Les Tripolitains manifestent à nouveau vendredi pour maintenir la pression sur les milices et pousser ce qui reste d’entre elles à quitter la capitale, un mouvement populaire que le gouvernement tente de mettre à profit pour rétablir la sécurité dans le pays.
Le 15 novembre, quarante-six personnes avaient été tuées et plus de 500 blessées dans des violences qui avaient été déclenchées par des tirs d’une milice contre des manifestants pacifiques venus lui demander de quitter la capitale.
Ces violences avaient provoqué la colère des Tripolitains qui observent depuis dimanche une grève générale ponctuée par des manifestations quotidiennes contre les milices.
Le Conseil local de Tripoli (équivalent d’une mairie) et l’Union des étudiants de Tripoli ont appelé à une nouvelle « grande manifestation » pour réclamer le départ de toutes les milices de la capitale.
Les autorités ont annoncé qu’elles allaient assurer la sécurité de la manifestation et le Premier ministre Ali Zeidan a appelé les protestataires à ne pas se rendre sur des sites occupés par des milices pour éviter un nouveau bain de sang.
« Les autorités libyennes doivent protéger activement les manifestants contre les attaques des milices armées au cours des manifestations cette semaine sinon il y a un risque de nouvelles effusions de sang », a indiqué Amnesty International dans un communiqué.
Les milices de Misrata (à l’est de Tripoli), lourdement armées, avaient quitté lundi la capitale à l’appel de dirigeants locaux, après l’implication de l’une d’elles dans les heurts de vendredi dernier.
Craignant d’être pris pour cibles par les protestataires, les principaux groupes armés, dont trois puissantes factions de Zenten et deux milices islamistes de Tripoli qui faisaient office de police, ont annoncé jeudi leur départ de la capitale.
Ces annonces ont été faites au cours de cérémonies officielles en présence des autorités qui se sont félicitées de « ce pas important vers l’édification de l’Etat ».
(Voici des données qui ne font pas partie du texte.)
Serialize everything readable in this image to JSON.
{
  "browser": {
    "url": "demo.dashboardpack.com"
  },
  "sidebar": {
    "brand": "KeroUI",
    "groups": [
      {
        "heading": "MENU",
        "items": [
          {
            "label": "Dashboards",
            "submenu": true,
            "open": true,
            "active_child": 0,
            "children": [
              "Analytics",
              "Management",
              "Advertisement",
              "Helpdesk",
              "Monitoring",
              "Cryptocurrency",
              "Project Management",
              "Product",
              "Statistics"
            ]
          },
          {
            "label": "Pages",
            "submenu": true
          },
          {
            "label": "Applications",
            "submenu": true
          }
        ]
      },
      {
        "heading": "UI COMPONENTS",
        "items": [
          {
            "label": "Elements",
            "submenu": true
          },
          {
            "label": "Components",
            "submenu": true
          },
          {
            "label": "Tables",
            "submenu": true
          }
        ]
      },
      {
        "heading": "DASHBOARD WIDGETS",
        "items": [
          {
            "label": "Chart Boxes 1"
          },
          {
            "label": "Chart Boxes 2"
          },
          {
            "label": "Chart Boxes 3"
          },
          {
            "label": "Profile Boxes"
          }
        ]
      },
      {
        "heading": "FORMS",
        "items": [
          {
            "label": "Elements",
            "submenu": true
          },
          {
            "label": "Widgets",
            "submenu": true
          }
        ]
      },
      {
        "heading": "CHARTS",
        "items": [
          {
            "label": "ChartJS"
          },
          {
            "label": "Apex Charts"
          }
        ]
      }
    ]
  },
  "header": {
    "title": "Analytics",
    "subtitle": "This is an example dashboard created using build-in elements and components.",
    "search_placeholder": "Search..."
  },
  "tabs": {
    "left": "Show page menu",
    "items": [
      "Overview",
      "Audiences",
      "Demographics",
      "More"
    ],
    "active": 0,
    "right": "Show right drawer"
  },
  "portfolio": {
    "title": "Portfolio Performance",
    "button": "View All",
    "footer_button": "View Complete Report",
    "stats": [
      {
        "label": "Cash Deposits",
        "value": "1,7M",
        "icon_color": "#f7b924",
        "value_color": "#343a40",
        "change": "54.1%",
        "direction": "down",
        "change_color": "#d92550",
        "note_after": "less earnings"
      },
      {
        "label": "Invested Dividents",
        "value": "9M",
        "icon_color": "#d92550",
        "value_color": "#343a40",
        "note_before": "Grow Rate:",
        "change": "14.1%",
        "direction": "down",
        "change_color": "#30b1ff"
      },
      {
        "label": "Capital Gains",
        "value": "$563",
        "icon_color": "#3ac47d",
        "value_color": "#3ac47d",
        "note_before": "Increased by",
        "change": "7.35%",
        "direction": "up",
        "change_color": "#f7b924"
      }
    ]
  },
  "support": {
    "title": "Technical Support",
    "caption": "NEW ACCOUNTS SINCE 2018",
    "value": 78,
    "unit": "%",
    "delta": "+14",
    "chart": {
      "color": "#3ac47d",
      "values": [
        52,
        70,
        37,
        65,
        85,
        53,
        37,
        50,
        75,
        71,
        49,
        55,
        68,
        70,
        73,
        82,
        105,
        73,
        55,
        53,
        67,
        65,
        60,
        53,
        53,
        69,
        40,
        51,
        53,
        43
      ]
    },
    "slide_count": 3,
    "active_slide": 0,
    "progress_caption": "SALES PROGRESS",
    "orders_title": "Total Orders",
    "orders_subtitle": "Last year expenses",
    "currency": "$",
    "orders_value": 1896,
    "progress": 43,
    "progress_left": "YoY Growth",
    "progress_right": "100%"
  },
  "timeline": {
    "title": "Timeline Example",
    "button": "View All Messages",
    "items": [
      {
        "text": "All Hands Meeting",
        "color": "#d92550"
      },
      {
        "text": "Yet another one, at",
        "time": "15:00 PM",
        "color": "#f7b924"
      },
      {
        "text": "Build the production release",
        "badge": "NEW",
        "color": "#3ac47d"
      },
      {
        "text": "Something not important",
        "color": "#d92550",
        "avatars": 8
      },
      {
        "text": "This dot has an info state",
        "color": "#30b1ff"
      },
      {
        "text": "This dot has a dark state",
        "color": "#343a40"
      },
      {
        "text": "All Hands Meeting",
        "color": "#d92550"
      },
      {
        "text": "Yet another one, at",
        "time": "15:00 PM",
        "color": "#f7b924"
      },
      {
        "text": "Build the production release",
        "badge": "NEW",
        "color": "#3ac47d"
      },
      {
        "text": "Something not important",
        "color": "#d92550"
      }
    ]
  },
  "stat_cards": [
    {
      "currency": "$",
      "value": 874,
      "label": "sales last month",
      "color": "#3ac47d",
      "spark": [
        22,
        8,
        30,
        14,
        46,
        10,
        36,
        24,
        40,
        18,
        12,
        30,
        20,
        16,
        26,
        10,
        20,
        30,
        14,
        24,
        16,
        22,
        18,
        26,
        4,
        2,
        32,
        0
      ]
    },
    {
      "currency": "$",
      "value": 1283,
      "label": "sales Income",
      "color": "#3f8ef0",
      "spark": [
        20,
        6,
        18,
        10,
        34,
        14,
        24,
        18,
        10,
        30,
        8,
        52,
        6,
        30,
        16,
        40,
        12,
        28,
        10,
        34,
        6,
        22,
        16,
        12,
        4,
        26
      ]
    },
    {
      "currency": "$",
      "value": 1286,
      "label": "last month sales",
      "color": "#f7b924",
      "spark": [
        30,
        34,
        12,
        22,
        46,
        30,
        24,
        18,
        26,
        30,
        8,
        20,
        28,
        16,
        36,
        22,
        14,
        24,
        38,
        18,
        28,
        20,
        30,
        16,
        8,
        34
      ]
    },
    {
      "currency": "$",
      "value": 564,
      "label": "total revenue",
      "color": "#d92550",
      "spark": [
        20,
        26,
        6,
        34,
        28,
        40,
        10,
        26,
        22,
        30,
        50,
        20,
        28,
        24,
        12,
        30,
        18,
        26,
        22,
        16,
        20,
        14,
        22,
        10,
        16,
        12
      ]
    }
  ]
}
‘Trop beau pour être vrai’
Les Libyens sont toutefois mitigés et certains dénoncent déjà une « mise en scène » pour absorber la colère des Tripolitains. « Trop beau pour être vrai », commente Asma sur son compte Twitter.
« Il faudrait attendre les prochains jours pour faire un bilan et vérifier si ces retraits sont vraiment effectifs », a souligné un diplomate occidental.
En effet, si plusieurs milices ont remis les sites qu’elles occupaient aux autorités, il n’était pas possible dans l’immédiat de vérifier où ces groupes s’étaient rendus avec leurs armes.
La plupart d’entre elles occupent des installations publiques, des casernes ou des fermes dans les banlieues de la capitale.
« Ils abandonnent leurs quartiers généraux, mais ils peuvent déménager sur d’autres sites », a estimé un ancien milicien sous couvert de l’anonymat.
Mais le Premier ministre Ali Zeidan a rassuré jeudi sur le sérieux de l’opération. « Ce n’est pas une mise en scène. Nous allons superviser le départ de toutes les milices sans exception », a-t-il dit.
En mars, le Congrès général national (CGN, Parlement), a adopté une décision ordonnant à toutes les « formations armées illégales » de quitter Tripoli. Cependant le gouvernement a été incapable de faire appliquer la décision face à des milices beaucoup mieux armées et plus organisées que les forces régulières.
Les autorités ont donc profité du mouvement populaire pour annoncer cette semaine un plan prévoyant, dans un premier temps, le départ des milices de la capitale, puis leur désarmement et l’intégration de leurs membres dans les services de sécurité.
Dans le même temps, elles ont déployé dans la capitale des unités de l’armée et de la police régulières, en cours de formation, à la satisfaction des Tripolitains.
Après la chute du régime de Mouammar Kadhafi en octobre 2011, et avec lui tout le système sécuritaire de l’Etat, les nouvelles autorités ont chargé les ex-rebelles d’assurer la sécurité du pays mais ont vite perdu le contrôle sur ces milices.
Plusieurs factions ont intégré les ministères de la Défense et de l’Intérieur, mais elles manquent de discipline et obéissent avant tout à leurs chefs et à leur ville ou tribu. La plupart d’entre elles sont accusées de violations de droits de l’Homme: torture, enlèvements et détentions arbitraires.